A spherical mirror has principal axis along x-axis. A real object 'O' is placed on x axis. Image of the object is formed real with magnification $-\frac{1}{3}$. The magnitude of difference between x-coordinates of the object and image is 10 cm. Find magnitude of 4f.

• A. 15 cm
• B. 30 cm
• C. 45 cm
• D. 60 cm

Answer 1

Answer: (B)

30 cm

Answer 2

Let the pole of the mirror be at the origin. Given magnification $m = -1/3$. For axial points, $m = -x_I/x_O$. Thus, $-1/3 = -x_I/x_O$, which implies $x_O = 3x_I$. We are given $|x_O - x_I| = 10$ cm. Substituting $x_O = 3x_I$, we get $|3x_I - x_I| = 10$, so $|2x_I| = 10$, which means $|x_I| = 5$ cm. Since the image is real and formed by a real object, $x_I$ and $x_O$ must have the same sign.
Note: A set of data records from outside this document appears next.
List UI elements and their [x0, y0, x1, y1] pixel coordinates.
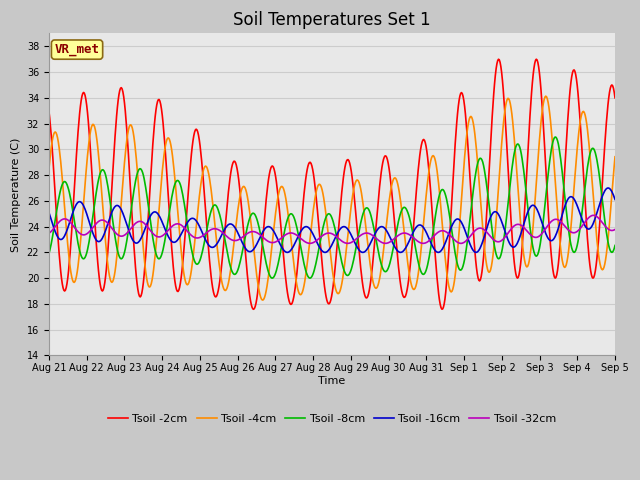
Tsoil -4cm — [171, 176, 179, 181]
Tsoil -2cm — [45, 108, 52, 114]
Tsoil -16cm — [113, 203, 121, 208]
Tsoil -32cm — [45, 230, 52, 236]
Tsoil -8cm — [113, 247, 121, 253]
Tsoil -16cm — [201, 235, 209, 241]
Tsoil -8cm — [402, 205, 410, 211]
Tsoil -16cm — [604, 185, 612, 191]
Tsoil -32cm — [590, 213, 598, 218]
Tsoil -4cm — [419, 236, 426, 242]
Tsoil -16cm — [45, 209, 52, 215]
Tsoil -32cm — [401, 230, 408, 236]
Tsoil -16cm — [55, 236, 63, 241]
Line: Tsoil -4cm: Tsoil -4cm — [49, 96, 615, 300]
Tsoil -2cm — [250, 306, 257, 312]
Tsoil -2cm — [171, 278, 179, 284]
Tsoil -16cm — [171, 240, 179, 245]
Tsoil -2cm — [55, 251, 63, 256]
Legend: Tsoil -2cm, Tsoil -4cm, Tsoil -8cm, Tsoil -16cm, Tsoil -32cm: Tsoil -2cm, Tsoil -4cm, Tsoil -8cm, Tsoi… — [104, 409, 561, 428]
Tsoil -32cm — [171, 222, 179, 228]
Line: Tsoil -16cm: Tsoil -16cm — [49, 188, 615, 252]
Tsoil -32cm — [55, 219, 63, 225]
Tsoil -8cm — [419, 271, 426, 276]
Tsoil -4cm — [611, 154, 619, 160]
Tsoil -4cm — [402, 242, 410, 248]
Tsoil -32cm — [611, 227, 619, 232]
Tsoil -4cm — [259, 297, 266, 303]
X-axis label: Time: Time — [318, 376, 346, 386]
Tsoil -8cm — [551, 134, 559, 140]
Tsoil -32cm — [457, 240, 465, 246]
Tsoil -2cm — [532, 56, 540, 62]
Tsoil -2cm — [611, 95, 619, 101]
Tsoil -2cm — [419, 139, 426, 145]
Tsoil -32cm — [113, 232, 121, 238]
Line: Tsoil -32cm: Tsoil -32cm — [49, 216, 615, 243]
Tsoil -2cm — [201, 197, 209, 203]
Tsoil -4cm — [113, 248, 121, 253]
Tsoil -16cm — [419, 223, 426, 229]
Tsoil -4cm — [542, 93, 550, 99]
Y-axis label: Soil Temperature (C): Soil Temperature (C) — [11, 137, 21, 252]
Tsoil -16cm — [402, 245, 410, 251]
Tsoil -4cm — [55, 145, 63, 151]
Line: Tsoil -2cm: Tsoil -2cm — [49, 59, 615, 309]
Tsoil -16cm — [611, 197, 619, 203]
Tsoil -8cm — [171, 181, 179, 187]
Tsoil -8cm — [45, 251, 52, 256]
Tsoil -2cm — [113, 105, 121, 110]
Tsoil -4cm — [45, 167, 52, 172]
Text: VR_met: VR_met — [54, 43, 100, 56]
Tsoil -32cm — [417, 240, 425, 246]
Tsoil -8cm — [611, 242, 619, 248]
Line: Tsoil -8cm: Tsoil -8cm — [49, 137, 615, 278]
Tsoil -2cm — [402, 293, 410, 299]
Tsoil -8cm — [55, 194, 63, 200]
Title: Soil Temperatures Set 1: Soil Temperatures Set 1 — [233, 11, 431, 29]
Tsoil -32cm — [201, 231, 209, 237]
Tsoil -8cm — [269, 275, 276, 281]
Tsoil -8cm — [201, 237, 209, 243]
Tsoil -4cm — [201, 164, 209, 169]
Tsoil -16cm — [284, 250, 291, 255]
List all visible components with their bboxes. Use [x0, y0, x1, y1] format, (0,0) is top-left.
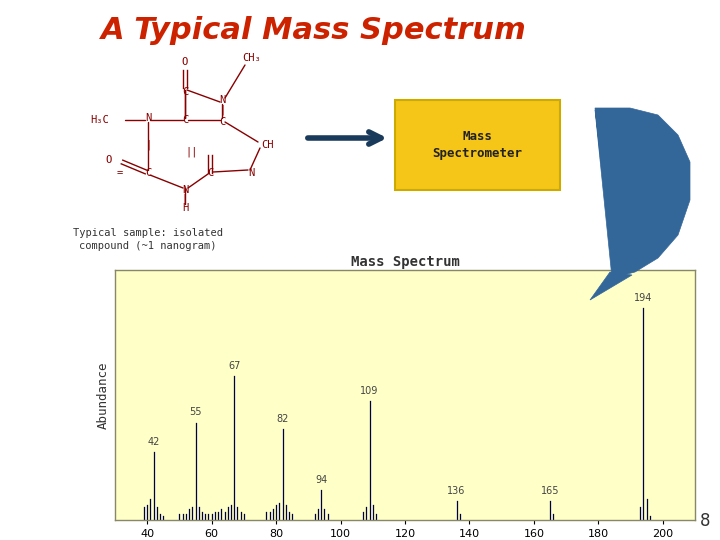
Text: O: O	[105, 155, 111, 165]
Text: Mass
Spectrometer: Mass Spectrometer	[433, 130, 523, 160]
FancyBboxPatch shape	[395, 100, 560, 190]
Text: CH: CH	[262, 140, 274, 150]
Text: |: |	[182, 194, 188, 204]
Text: 194: 194	[634, 293, 652, 303]
Text: N: N	[145, 113, 151, 123]
Text: |: |	[145, 140, 151, 150]
Title: Mass Spectrum: Mass Spectrum	[351, 255, 459, 269]
Text: |: |	[219, 105, 225, 115]
Text: N: N	[248, 168, 254, 178]
Text: CH₃: CH₃	[243, 53, 261, 63]
Text: H: H	[182, 203, 188, 213]
Text: C: C	[145, 168, 151, 178]
Text: 42: 42	[148, 437, 160, 447]
Text: Typical sample: isolated
compound (~1 nanogram): Typical sample: isolated compound (~1 na…	[73, 228, 223, 251]
Text: ||: ||	[186, 147, 198, 157]
Text: C: C	[207, 168, 213, 178]
PathPatch shape	[595, 108, 690, 278]
Text: 55: 55	[189, 407, 202, 417]
PathPatch shape	[590, 272, 632, 300]
Text: 165: 165	[541, 485, 559, 496]
Text: N: N	[182, 185, 188, 195]
Text: N: N	[219, 95, 225, 105]
Text: 8: 8	[700, 512, 710, 530]
Text: O: O	[182, 57, 188, 67]
Text: 82: 82	[276, 414, 289, 423]
Y-axis label: Abundance: Abundance	[96, 361, 109, 429]
Text: 109: 109	[361, 386, 379, 396]
Text: 94: 94	[315, 475, 328, 485]
Text: =: =	[117, 168, 123, 178]
Text: 67: 67	[228, 361, 240, 370]
Text: C: C	[182, 87, 188, 97]
Text: C: C	[182, 115, 188, 125]
Text: 136: 136	[447, 485, 466, 496]
Text: H₃C: H₃C	[91, 115, 109, 125]
Text: A Typical Mass Spectrum: A Typical Mass Spectrum	[101, 16, 526, 45]
Text: C: C	[219, 117, 225, 127]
Assuming the object is placed to the left of the pole (real object convention), $x_O < 0$, so $x_I < 0$. Thus, $x_I = -5$ cm and $x_O = 3 \times (-5) = -15$ cm. Using the mirror formula $\frac{1}{f} = \frac{1}{x_I} - \frac{1}{x_O}$, we get $\frac{1}{f} = \frac{1}{-5} - \frac{1}{-15} = -\frac{1}{5} + \frac{1}{15} = \frac{-3+1}{15} = -\frac{2}{15}$. Therefore, $f = -15/2 = -7.5$ cm. The magnitude of $4f$ is $|4 \times (-7.5)| = |-30| = 30$ cm.